This guide will help you craft an annotated bibliography, either as part of an assignment or as an exercise to improve your thinking or clarify your research strategy.

Why is it important to summarize?

 

A summary helps the reader grasp the main points of a book, article or other resource. This is important because it orients the reader as to the central premise(s) of the resource in question. This orientation is critical for the reader's understanding of your annotation; he or she needs to know what the basic argument is — along with some examples of the evidence the author has used in service of that argument — before he or she can proceed to your own critical evaluation of how effective the author's argument is. Further, creating a summary is helpful for your own thinking because it asks you to interpret, and then communicate clearly, the central ideas of a piece. This exercise can then help you figure out how a piece is to be used in your own work.  
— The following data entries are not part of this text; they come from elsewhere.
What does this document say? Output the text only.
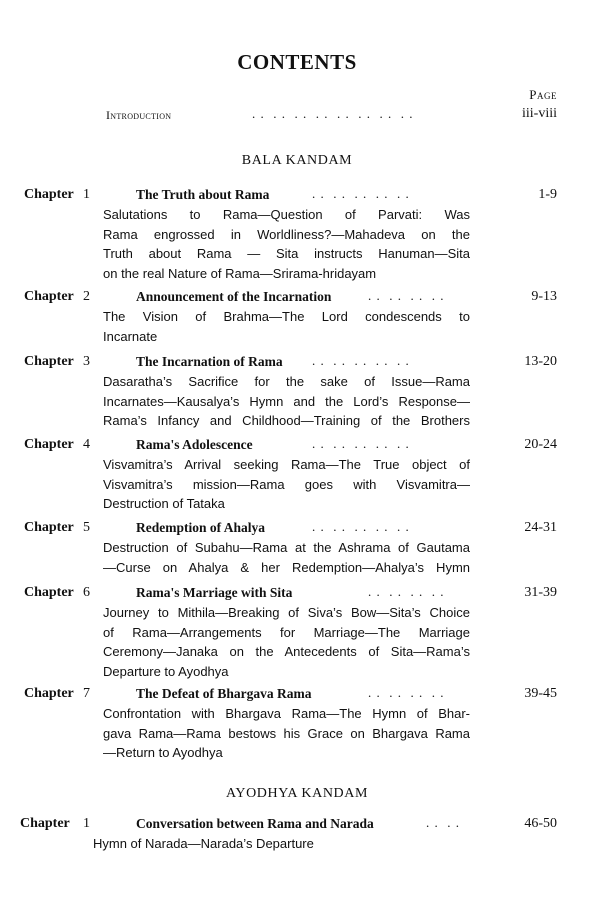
CONTENTS
Page
Introduction	. .  . .  . .  . .  . .  . .  . .  . .	iii-viii
BALA KANDAM
Chapter 1	The Truth about Rama	. .  . .  . .  . .  . .	1-9
Salutations to Rama—Question of Parvati: Was
Rama engrossed in Worldliness?—Mahadeva on the
Truth about Rama — Sita instructs Hanuman—Sita
on the real Nature of Rama—Srirama-hridayam
Chapter 2	Announcement of the Incarnation	. .  . .  . .  . .	9-13
The Vision of Brahma—The Lord condescends to
Incarnate
Chapter 3	The Incarnation of Rama . .  . .  . .  . .  . .	13-20
Dasaratha’s Sacrifice for the sake of Issue—Rama
Incarnates—Kausalya’s Hymn and the Lord’s Response—
Rama’s Infancy and Childhood—Training of the Brothers
Chapter 4	Rama's Adolescence	. .  . .  . .  . .  . .	20-24
Visvamitra’s Arrival seeking Rama—The True object of
Visvamitra’s mission—Rama goes with Visvamitra—
Destruction of Tataka
Chapter 5	Redemption of Ahalya	. .  . .  . .  . .  . .	24-31
Destruction of Subahu—Rama at the Ashrama of Gautama
—Curse on Ahalya & her Redemption—Ahalya’s Hymn
Chapter 6	Rama's Marriage with Sita	. .  . .  . .  . .	31-39
Journey to Mithila—Breaking of Siva’s Bow—Sita’s Choice
of Rama—Arrangements for Marriage—The Marriage
Ceremony—Janaka on the Antecedents of Sita—Rama’s
Departure to Ayodhya
Chapter 7	The Defeat of Bhargava Rama	. .  . .  . .  . .	39-45
Confrontation with Bhargava Rama—The Hymn of Bhar-
gava Rama—Rama bestows his Grace on Bhargava Rama
—Return to Ayodhya
AYODHYA KANDAM
Chapter 1	Conversation between Rama and Narada	. .  . .	46-50
Hymn of Narada—Narada’s Departure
How do I summarize a resource?

 

First, let's review the summary part of our sample annotation:

Anthropologist Lila Abu-Lughod uses examples drawn from her own fieldwork among Bedouin communities in western Egypt to argue in favor of examining specific forms of resistance to enable the study of shifts in power relations, rather than adopting an abstract theory of power — a move that Abu-Lughod says can result in scholarly romanticization of groups that are said to be battling oppression.

To make her argument, the author provides several examples of forms of resistance that women in these Bedouin communities employ; these include minor defiance, resistance to marriage, sexually irreverent talk and gestures, and subversive oral lyric poetry. These forms of resistance, Abu-Lughod argues, demonstrate not only the specific ways that Bedouin women resist power but also the particular social pressures that constrain or discipline them. Further, the author shows how this kind of examination can also reveal changes in the ways in which power operates in these Bedouin communities — specifically, those changes wrought by the increasing prominence of social forces previously external to them. Abu-Lughod’s article is therefore not merely about interpreting power and resistance but also examining the intricacies of the ways in which various aspects of modernity — including capitalism, media, nation-states and transnational movements such as Islam — affect power relations and gender dynamics in these “traditional” communities. Abu-Lughod’s claim is that this method is better suited to the task of tracking such intricacies than methods employing abstract theories of resistance.

Reading through the summary above, we can see that it essentially contains three elements:

  • First, it provides an overall statement about the argument of the piece ("argue[s] in favor of examining specific forms of resistance to study shifts in power relations, rather than adopting an abstract theory of power"). What, in a nutshell, is the author trying to argue, prove or demonstrate?
  • Second, it discusses how the author makes her argument. In other words, what evidence does she use in making the argument, and how does she deploy that evidence? In the case of this article, this evidence includes the specific examples of resistance, and then the further evidence of changes to that resistance that have been catalyzed by "modern" phenomena. 
  • Third, the annotation restates the original argument/claim in a form that has now been enriched by a discussion of the specific evidence cited. 

And so when you're doing your annotations, these are the things to which you want to pay attention, and things you want to be asking as you read it. What is the argument? And what forms of evidence are being brought to bear in making this claim? Paying attention to these two basic questions will provide you with the main material for your summary — and guide you toward the final part of your annotation, the evaluation.